Production Notes

Direkam secara mandiri di Ndalem Kaendran

Direkam, dimixing, dan dimastering oleh Rabu

Semua lirik oleh Wednes Mandra

Desain sampul oleh Wednes Mandra

Dirilis oleh Yes No Wave Music

Liner Notes

Pada awal saya mengorganisir Yes No Klub (acara musik eksperimental yang direncanakan untuk digelar tiap bulan di Yogya), saya meminta rekomendasi talenta muda lokal yang gemar bereksperimen di wilayah musik dan seni suara kepada Krisna Widiathama (Sodadosa, Black Ribbon). Tanpa berpikir lama, Krisna mengajukan sebuah nama band: Asangata. Band ini digagas oleh seorang pemuda tanggung dari pinggiran kota Yogyakarta yang bernama Wednes Mandra. Setelah menyimak penjelasan singkat dari Krisna, tanpa berpikir panjang juga saya mencari-cari tema yang pas untuk mengundang Asangata, yaitu di acara bertajuk Next Trash. Saat pertama berjumpa, tebakan saya cukup tepat. Asangata bermain noise yang dipadukan dengan drone-metal ala Sunn O))) dan digawangi oleh dua pemuda yang jauh dari tipikal remaja urakan dan terlihat bosan dengan semua hal yang berkesan ’sex, drugs & rock n’ roll’. Semenjak itu, kami berteman meski tidak akrab.

Beberapa kali saya ingin sekali merilis album rekaman dari proyek-proyek Wednes yang saya suka. Namun apa daya, seluruh album dirilis oleh netlabel miliknya, Pati Rasa Records. Saya masih mencoba mengincar proyek-proyek selanjutnya. Karena saya selalu curiga apa yang dia kerjakan, sebaik apapun, suatu saat akan ditinggalkan begitu saja. Untuk itu, saat Rabu ia munculkan, saya langsung meminangnya. Band ini jauh berbeda dengan proyek-proyek sebelumnya. Terasa lebih jujur, meski jika dirunut sebenarnya ada tautan dengan karya yang pernah dibuatnya. Fidelitas rendah, gelap, bergema. Tapi kali ini tak banyak bermain kotor. Pilihannya pada musik folk bernuansa balada yang memikat saya. Juga pada cara band ini menyematkan citraan mistik Jawa dalam lirik lagu puitis bergaya noiryang sederhana.

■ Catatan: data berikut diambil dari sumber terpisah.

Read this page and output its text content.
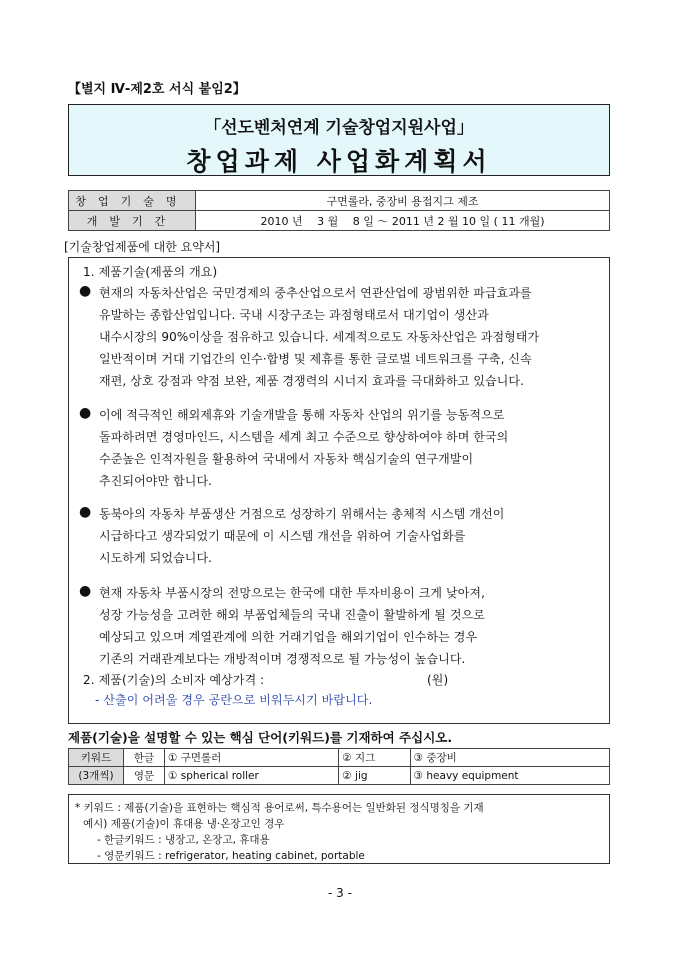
【별지 Ⅳ-제2호 서식 붙임2】
「선도벤처연계 기술창업지원사업」
창업과제 사업화계획서
창업기술명	구면롤라, 중장비 용접지그 제조
개발기간	2010 년 　3 월 　8 일 ～ 2011 년 2 월 10 일 ( 11 개월)
[기술창업제품에 대한 요약서]
1. 제품기술(제품의 개요)
● 현재의 자동차산업은 국민경제의 중추산업으로서 연관산업에 광범위한 파급효과를
유발하는 종합산업입니다. 국내 시장구조는 과점형태로서 대기업이 생산과
내수시장의 90%이상을 점유하고 있습니다. 세계적으로도 자동차산업은 과점형태가
일반적이며 거대 기업간의 인수·합병 및 제휴를 통한 글로벌 네트워크를 구축, 신속
재편, 상호 강점과 약점 보완, 제품 경쟁력의 시너지 효과를 극대화하고 있습니다.
● 이에 적극적인 해외제휴와 기술개발을 통해 자동차 산업의 위기를 능동적으로
돌파하려면 경영마인드, 시스템을 세계 최고 수준으로 향상하여야 하며 한국의
수준높은 인적자원을 활용하여 국내에서 자동차 핵심기술의 연구개발이
추진되어야만 합니다.
● 동북아의 자동차 부품생산 거점으로 성장하기 위해서는 총체적 시스템 개선이
시급하다고 생각되었기 때문에 이 시스템 개선을 위하여 기술사업화를
시도하게 되었습니다.
● 현재 자동차 부품시장의 전망으로는 한국에 대한 투자비용이 크게 낮아져,
성장 가능성을 고려한 해외 부품업체들의 국내 진출이 활발하게 될 것으로
예상되고 있으며 계열관계에 의한 거래기업을 해외기업이 인수하는 경우
기존의 거래관계보다는 개방적이며 경쟁적으로 될 가능성이 높습니다.
2. 제품(기술)의 소비자 예상가격 :	(원)
- 산출이 어려울 경우 공란으로 비워두시기 바랍니다.
제품(기술)을 설명할 수 있는 핵심 단어(키워드)를 기재하여 주십시오.
키워드	한글	① 구면롤러	② 지그	③ 중장비
(3개씩)	영문	① spherical roller	② jig	③ heavy equipment
* 키워드 : 제품(기술)을 표현하는 핵심적 용어로써, 특수용어는 일반화된 정식명칭을 기재
예시) 제품(기술)이 휴대용 냉·온장고인 경우
- 한글키워드 : 냉장고, 온장고, 휴대용
- 영문키워드 : refrigerator, heating cabinet, portable
- 3 -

Nuansa flamboyan yang terselip juga kembali membawa saya merasa syahdu dan tenteram saat mendengarkan lagu-lagu balada. Saat “Melati Dari Jayagiri” milik Bimbo, “Camelia I” nya Ebiet G. Ade, “Perjalanan” nya Franky & Jane, atau “Esek-Esek Uduk-Uduk” dari Swami selalu saya dengarkan untuk membunuh perasaan yang sedang rumit. Tapi entah mengapa saya tidak pernah bisa menikmati gaya galau yang diusung oleh musik-musik berjenis post-rock. Mungkin karena folk balada terasa lebih jujur seperti blues.

Album penuh perdana dari Rabu pun datang di musim yang tepat. Musim hujan di bulan Desember. Suasana yang basah dan temaram sungguh tepat untuk menikmati album ini. Namun, saat musim kemarau datang, udara yang terik dan kering di siang hari bisa anda rayakan dengan segelas air soda dingin dan kesyahduan Renjana. Sekali lagi, simpan dan nikmati rekaman ini baik-baik, karena mungkin eksistensi band ini seperti keindahan lukisan yang terbuat dari pasir. Selamat berdoa.